An evening with Steven Johnson
In his new book Everything Bad is Good for You, US author Steven Johnson argues that popular culture has never been smarter.
Drawing from fields as diverse as neuroscience, economics, and literary theory, Johnson argues that the junk culture we're so eager to dismiss is actually making us more intelligent. Videogames, from Tetris to The Sims to Grand Theft Auto, have been shown to raise IQ scores and develop cognitive abilities that can't be learned from books. Likewise, when examined closely and taken seriously, successful television - the hit shows of every genre: The Simpsons, 24, The Apprentice -reveals surprising narrative sophistication and intellectual demands.
Johnson calls this upward trend the Sleeper Curve, after the classic sequence from Woody Allen's mock sci-fi film, where a team of scientists from 2173 are astounded that 20th-century society failed to grasp the nutritional merits of cream pies and hot fudge.
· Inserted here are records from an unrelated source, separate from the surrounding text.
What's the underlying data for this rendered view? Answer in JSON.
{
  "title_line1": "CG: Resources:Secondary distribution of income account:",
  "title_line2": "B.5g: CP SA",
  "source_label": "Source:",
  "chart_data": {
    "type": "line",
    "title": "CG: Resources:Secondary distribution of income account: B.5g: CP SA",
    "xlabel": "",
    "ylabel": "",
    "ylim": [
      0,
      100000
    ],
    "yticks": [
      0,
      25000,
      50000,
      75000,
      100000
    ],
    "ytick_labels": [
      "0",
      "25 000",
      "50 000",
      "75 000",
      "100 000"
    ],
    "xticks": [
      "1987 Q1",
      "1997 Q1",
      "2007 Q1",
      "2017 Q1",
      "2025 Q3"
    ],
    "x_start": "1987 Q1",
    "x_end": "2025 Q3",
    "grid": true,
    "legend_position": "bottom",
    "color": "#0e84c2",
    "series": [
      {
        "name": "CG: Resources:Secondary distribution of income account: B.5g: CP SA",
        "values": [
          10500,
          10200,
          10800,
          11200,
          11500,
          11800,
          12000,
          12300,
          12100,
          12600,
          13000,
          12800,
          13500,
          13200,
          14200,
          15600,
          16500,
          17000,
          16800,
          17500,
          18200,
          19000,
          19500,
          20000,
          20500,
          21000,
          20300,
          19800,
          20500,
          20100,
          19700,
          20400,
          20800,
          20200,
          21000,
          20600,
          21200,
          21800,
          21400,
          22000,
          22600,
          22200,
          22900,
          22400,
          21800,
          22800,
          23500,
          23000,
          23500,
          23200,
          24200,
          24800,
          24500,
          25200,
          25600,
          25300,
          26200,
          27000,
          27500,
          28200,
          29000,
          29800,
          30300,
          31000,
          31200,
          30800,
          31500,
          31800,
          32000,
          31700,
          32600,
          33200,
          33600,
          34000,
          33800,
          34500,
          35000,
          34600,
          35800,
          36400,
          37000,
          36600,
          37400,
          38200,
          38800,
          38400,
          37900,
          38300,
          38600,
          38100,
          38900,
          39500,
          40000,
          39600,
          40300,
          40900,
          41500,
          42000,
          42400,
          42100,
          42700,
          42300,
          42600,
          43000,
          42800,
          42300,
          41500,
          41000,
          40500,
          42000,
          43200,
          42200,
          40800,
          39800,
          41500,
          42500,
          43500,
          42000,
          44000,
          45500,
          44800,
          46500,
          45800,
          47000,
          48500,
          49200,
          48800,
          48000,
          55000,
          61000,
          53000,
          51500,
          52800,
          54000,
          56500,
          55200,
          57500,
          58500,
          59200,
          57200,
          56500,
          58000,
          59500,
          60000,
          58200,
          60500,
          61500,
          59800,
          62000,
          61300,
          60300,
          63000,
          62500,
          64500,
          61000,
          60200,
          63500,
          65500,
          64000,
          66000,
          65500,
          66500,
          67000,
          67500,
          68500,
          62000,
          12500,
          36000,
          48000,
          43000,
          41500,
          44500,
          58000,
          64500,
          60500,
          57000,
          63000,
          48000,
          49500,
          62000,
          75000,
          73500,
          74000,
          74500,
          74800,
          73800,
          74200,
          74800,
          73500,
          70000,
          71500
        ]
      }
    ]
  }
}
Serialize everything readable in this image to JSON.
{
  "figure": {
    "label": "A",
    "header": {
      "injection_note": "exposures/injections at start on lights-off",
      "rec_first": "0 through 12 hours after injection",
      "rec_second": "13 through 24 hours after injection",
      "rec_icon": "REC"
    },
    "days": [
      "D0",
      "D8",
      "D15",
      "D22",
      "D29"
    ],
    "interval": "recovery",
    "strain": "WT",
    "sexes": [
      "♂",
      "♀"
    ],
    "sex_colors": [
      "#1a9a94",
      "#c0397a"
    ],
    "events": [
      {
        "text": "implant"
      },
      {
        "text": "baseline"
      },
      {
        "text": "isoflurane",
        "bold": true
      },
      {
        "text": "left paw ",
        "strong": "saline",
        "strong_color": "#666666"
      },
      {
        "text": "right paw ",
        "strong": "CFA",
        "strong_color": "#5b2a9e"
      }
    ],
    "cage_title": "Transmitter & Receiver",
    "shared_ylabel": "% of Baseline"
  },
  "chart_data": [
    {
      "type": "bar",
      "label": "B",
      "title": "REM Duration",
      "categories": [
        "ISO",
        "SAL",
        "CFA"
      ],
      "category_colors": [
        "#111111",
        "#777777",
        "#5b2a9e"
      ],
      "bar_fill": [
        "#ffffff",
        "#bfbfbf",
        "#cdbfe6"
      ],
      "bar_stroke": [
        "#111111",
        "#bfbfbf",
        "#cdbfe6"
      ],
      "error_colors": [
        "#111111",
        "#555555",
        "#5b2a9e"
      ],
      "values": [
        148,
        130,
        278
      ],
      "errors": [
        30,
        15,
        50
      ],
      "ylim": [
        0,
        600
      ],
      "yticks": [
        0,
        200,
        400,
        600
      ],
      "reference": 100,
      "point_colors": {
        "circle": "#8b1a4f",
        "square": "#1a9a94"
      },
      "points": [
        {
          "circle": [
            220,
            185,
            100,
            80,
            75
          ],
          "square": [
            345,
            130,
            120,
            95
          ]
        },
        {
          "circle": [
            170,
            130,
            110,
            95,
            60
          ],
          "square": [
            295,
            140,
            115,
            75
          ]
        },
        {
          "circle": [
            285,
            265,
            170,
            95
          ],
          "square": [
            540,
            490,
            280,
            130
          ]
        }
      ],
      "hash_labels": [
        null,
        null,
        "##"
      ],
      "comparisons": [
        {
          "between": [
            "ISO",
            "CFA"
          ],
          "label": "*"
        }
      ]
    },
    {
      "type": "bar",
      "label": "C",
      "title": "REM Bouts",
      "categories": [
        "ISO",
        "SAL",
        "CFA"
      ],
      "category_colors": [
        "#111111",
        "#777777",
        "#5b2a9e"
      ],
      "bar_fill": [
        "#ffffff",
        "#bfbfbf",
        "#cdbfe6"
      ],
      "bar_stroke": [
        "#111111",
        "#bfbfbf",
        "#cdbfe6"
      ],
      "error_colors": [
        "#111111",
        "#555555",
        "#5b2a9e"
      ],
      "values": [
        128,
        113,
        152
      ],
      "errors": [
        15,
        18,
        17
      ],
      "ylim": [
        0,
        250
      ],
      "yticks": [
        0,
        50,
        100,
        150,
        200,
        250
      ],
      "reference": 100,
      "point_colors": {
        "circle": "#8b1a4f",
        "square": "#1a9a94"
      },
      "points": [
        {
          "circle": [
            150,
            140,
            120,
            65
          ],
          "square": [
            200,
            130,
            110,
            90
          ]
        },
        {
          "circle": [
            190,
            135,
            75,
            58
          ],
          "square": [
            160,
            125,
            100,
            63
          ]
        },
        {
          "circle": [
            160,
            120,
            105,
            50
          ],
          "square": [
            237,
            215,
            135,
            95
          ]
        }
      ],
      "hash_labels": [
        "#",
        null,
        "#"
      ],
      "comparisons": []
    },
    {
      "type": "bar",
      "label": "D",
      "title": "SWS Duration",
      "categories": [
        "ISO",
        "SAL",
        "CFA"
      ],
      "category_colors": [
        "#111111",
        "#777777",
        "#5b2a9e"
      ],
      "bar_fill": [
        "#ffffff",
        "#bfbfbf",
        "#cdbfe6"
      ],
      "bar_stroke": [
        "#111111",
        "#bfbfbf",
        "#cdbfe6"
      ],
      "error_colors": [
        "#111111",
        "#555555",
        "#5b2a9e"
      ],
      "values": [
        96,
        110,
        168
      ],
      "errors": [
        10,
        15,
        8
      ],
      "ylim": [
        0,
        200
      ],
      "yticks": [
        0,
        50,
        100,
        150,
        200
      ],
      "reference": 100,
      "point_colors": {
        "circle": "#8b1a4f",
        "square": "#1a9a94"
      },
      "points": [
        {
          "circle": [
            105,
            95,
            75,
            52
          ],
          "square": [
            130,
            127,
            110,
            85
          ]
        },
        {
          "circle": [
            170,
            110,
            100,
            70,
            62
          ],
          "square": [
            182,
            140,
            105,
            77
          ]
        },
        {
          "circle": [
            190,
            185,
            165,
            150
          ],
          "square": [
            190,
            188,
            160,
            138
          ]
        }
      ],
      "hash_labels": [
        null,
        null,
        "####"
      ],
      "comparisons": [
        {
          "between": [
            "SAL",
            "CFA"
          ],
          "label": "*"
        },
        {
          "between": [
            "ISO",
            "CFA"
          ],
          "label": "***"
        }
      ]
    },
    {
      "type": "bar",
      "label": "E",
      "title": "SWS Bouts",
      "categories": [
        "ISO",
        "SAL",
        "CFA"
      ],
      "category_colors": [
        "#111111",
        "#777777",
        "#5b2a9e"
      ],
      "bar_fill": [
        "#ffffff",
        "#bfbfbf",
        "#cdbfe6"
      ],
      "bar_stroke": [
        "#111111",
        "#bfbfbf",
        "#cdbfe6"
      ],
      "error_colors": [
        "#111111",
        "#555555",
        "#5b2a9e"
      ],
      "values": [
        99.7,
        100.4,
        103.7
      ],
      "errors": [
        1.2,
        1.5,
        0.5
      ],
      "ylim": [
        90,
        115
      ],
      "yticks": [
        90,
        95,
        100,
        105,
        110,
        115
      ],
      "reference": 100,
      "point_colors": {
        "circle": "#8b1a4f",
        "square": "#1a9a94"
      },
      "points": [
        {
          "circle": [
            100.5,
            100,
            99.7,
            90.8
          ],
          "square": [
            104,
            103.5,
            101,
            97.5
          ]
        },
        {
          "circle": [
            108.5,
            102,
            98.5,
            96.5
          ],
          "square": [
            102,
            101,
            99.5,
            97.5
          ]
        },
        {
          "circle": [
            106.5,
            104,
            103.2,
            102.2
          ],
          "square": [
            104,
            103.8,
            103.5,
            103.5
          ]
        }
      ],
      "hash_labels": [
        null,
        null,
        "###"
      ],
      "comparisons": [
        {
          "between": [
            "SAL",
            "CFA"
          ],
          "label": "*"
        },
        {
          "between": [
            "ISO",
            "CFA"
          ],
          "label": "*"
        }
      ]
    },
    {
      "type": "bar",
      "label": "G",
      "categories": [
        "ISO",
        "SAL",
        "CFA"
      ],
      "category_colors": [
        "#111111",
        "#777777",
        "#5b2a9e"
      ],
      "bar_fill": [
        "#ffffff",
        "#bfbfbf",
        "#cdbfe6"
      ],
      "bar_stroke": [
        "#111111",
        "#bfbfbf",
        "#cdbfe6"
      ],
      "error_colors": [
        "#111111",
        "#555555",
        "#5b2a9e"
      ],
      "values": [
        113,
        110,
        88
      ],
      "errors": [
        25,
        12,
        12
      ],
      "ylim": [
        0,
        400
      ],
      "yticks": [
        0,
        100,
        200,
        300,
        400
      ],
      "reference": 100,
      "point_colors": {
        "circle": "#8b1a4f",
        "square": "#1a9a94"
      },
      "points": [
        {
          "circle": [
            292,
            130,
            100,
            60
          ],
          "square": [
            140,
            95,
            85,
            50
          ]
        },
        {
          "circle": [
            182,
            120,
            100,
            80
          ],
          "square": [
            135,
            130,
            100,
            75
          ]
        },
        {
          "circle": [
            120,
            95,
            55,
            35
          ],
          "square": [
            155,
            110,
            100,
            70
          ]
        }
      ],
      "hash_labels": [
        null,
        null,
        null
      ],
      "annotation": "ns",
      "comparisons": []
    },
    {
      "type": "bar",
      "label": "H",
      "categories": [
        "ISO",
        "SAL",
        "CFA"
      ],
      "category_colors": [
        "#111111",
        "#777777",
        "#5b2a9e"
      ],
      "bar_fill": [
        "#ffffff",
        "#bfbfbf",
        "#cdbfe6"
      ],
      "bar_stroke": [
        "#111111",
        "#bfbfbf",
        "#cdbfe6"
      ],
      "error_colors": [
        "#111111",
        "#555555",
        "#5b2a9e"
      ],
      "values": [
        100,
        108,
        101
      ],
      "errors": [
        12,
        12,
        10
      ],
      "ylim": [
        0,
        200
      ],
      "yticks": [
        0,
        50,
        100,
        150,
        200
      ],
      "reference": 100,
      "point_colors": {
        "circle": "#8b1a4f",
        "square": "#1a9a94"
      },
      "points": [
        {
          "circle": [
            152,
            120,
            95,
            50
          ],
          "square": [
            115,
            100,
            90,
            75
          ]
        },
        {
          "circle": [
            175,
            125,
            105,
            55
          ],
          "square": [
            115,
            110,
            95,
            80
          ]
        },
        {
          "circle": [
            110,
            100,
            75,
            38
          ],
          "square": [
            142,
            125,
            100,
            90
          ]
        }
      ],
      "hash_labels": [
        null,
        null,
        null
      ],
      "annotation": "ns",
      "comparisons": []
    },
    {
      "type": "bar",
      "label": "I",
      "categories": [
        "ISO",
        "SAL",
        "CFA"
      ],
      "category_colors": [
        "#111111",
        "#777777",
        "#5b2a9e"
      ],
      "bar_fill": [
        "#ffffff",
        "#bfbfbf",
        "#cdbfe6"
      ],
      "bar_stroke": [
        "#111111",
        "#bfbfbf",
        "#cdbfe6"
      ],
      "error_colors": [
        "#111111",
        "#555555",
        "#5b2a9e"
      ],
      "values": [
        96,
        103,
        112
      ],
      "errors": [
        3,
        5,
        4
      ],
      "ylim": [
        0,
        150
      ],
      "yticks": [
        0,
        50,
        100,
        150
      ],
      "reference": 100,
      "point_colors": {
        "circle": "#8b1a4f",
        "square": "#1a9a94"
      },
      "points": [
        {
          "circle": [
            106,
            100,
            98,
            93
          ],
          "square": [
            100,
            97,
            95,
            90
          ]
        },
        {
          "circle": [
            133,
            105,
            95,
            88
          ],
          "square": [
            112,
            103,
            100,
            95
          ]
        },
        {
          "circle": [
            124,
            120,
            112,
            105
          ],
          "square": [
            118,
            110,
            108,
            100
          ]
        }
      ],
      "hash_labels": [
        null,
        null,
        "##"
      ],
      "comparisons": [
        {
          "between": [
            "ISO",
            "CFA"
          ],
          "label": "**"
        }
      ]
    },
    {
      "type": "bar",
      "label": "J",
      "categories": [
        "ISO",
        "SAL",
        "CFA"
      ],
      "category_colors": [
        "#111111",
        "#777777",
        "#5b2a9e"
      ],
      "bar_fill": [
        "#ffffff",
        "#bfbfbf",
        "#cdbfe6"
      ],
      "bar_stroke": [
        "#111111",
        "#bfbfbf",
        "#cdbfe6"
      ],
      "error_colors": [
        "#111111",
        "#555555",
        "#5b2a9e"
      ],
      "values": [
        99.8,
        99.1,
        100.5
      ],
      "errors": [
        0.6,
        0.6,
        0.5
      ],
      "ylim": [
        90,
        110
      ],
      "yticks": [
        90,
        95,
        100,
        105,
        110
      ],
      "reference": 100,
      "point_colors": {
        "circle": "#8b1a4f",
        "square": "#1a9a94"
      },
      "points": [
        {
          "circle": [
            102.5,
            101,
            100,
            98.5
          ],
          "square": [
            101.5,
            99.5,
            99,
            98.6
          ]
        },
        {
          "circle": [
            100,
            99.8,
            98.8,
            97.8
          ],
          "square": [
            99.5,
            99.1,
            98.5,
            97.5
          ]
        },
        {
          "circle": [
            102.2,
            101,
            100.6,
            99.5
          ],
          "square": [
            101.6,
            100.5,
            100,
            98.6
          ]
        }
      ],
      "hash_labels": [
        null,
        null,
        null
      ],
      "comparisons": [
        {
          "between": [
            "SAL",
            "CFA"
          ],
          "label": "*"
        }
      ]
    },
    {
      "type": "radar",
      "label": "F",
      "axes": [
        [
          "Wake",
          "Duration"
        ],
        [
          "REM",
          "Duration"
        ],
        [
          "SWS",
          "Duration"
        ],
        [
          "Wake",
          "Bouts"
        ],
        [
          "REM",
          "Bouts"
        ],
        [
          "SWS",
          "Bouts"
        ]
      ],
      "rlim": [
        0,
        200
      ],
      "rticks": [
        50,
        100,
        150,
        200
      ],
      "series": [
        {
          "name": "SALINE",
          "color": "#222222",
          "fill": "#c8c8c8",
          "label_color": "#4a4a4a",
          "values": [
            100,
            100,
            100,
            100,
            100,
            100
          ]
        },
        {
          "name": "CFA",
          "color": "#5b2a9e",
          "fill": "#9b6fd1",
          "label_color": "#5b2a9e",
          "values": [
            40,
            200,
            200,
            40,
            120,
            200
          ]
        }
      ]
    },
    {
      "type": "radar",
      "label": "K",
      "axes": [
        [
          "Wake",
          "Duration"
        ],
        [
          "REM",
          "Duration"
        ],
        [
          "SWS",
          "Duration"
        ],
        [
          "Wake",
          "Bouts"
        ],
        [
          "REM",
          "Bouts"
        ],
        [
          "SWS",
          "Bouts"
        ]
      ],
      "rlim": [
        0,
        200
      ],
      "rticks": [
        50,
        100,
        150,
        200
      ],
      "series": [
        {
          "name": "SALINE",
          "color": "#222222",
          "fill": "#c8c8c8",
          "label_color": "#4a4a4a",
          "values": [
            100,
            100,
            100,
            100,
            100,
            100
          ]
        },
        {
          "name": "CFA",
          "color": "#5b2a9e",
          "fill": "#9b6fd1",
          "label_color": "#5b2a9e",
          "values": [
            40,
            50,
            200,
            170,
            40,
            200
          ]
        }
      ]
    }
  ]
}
And in Everything Bad is Good for You, he argues that the Sleeper Curve is the single most important new force altering the mental development of young people today, and that it is largely a force for good: enhancing our cognitive faculties, not dumbing them down.
In this talk at Demos, Steven Johnson will draw on both his new book and his earlier best-seller Emergence to explain what his thinking means for public policy.